China’s services activity expands at slowest rate in 6 months under coronavirus lockdown pressure
- Caixin/Markit services purchasing managers’ index (PMI) fell to 50.2 in February from 51.4 in January
- It differed from the result of the official non-manufacturing PMI which rose to 51.6 from 51.1 in January
Activity in China’s services sector in February expanded at the slowest pace in six months, as the sprawling industry reels from the government’s tough containment measures to stop the spread of local coronavirus outbreaks, a survey showed on Thursday.
More Chinese cities are battling local coronavirus cases in recent weeks, with infections from the city of Hong Kong surging, although the total number of cases pales in comparison with those in other countries.
A subindex for new business in the private survey stood at 48.8 in February, the first decline since August last year, as services firms reported measures to contain coronavirus cases, including the travel restrictions, impacted client demand.
New export business fell for the second straight month, although at a slower pace.
That led to another reduction of payrolls at China’s services firms, but the extent of decline eased.
“Demand for services contracted, while supply expanded at a limited pace.

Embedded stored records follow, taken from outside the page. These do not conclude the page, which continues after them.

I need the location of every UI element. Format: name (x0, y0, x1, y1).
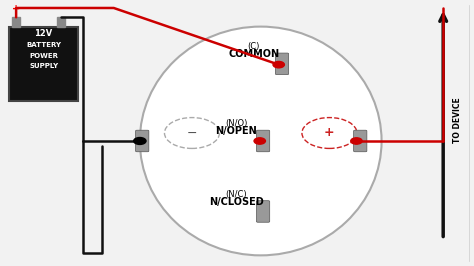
Bar (9, 27, 78, 101)
Text: (N/C): (N/C) (225, 190, 247, 199)
Text: (C): (C) (247, 42, 260, 51)
Text: COMMON: COMMON (228, 49, 279, 59)
Text: 12V: 12V (35, 29, 53, 38)
Circle shape (351, 138, 362, 144)
Text: −: − (187, 127, 197, 139)
FancyBboxPatch shape (136, 130, 149, 152)
Ellipse shape (140, 27, 382, 255)
Text: (N/O): (N/O) (225, 119, 247, 128)
Circle shape (273, 61, 284, 68)
Bar (12, 17, 20, 27)
FancyBboxPatch shape (275, 53, 289, 75)
Text: POWER: POWER (29, 53, 58, 59)
Text: N/CLOSED: N/CLOSED (209, 197, 264, 207)
FancyBboxPatch shape (256, 130, 270, 152)
FancyBboxPatch shape (256, 201, 270, 222)
Text: +: + (12, 4, 20, 14)
Text: TO DEVICE: TO DEVICE (453, 97, 462, 143)
Text: BATTERY: BATTERY (26, 42, 61, 48)
Text: +: + (324, 127, 335, 139)
FancyBboxPatch shape (354, 130, 367, 152)
Circle shape (254, 138, 265, 144)
Text: N/OPEN: N/OPEN (215, 126, 257, 136)
Text: −: − (56, 3, 66, 16)
Text: SUPPLY: SUPPLY (29, 64, 58, 69)
Bar (57, 17, 65, 27)
Circle shape (134, 138, 146, 144)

The spread of Covid-19 in several regions hurt business operations of service companies,” said Wang Zhe, senior economist at Caixin Insight Group.
“Policymakers should enhance support policies to encourage employment, strengthen structural support for small and mid-size enterprises and effectively reduce the tax burden and fundraising costs for companies.”
Top officials have vowed to stabilise growth this year and all eyes are on the annual meeting of its top legislative body that begins on Saturday, during which the government will unveil economic targets for the year and likely more stimulus measures.
The survey also showed inflationary pressures eased a bit. A subindex for input costs stood at 52.5, compared with 54.5 the previous month, although it marked the 20-month of growth.
Confidence towards the year ahead, however, picked up to a three-month high as firms expect a strong post-pandemic recovery.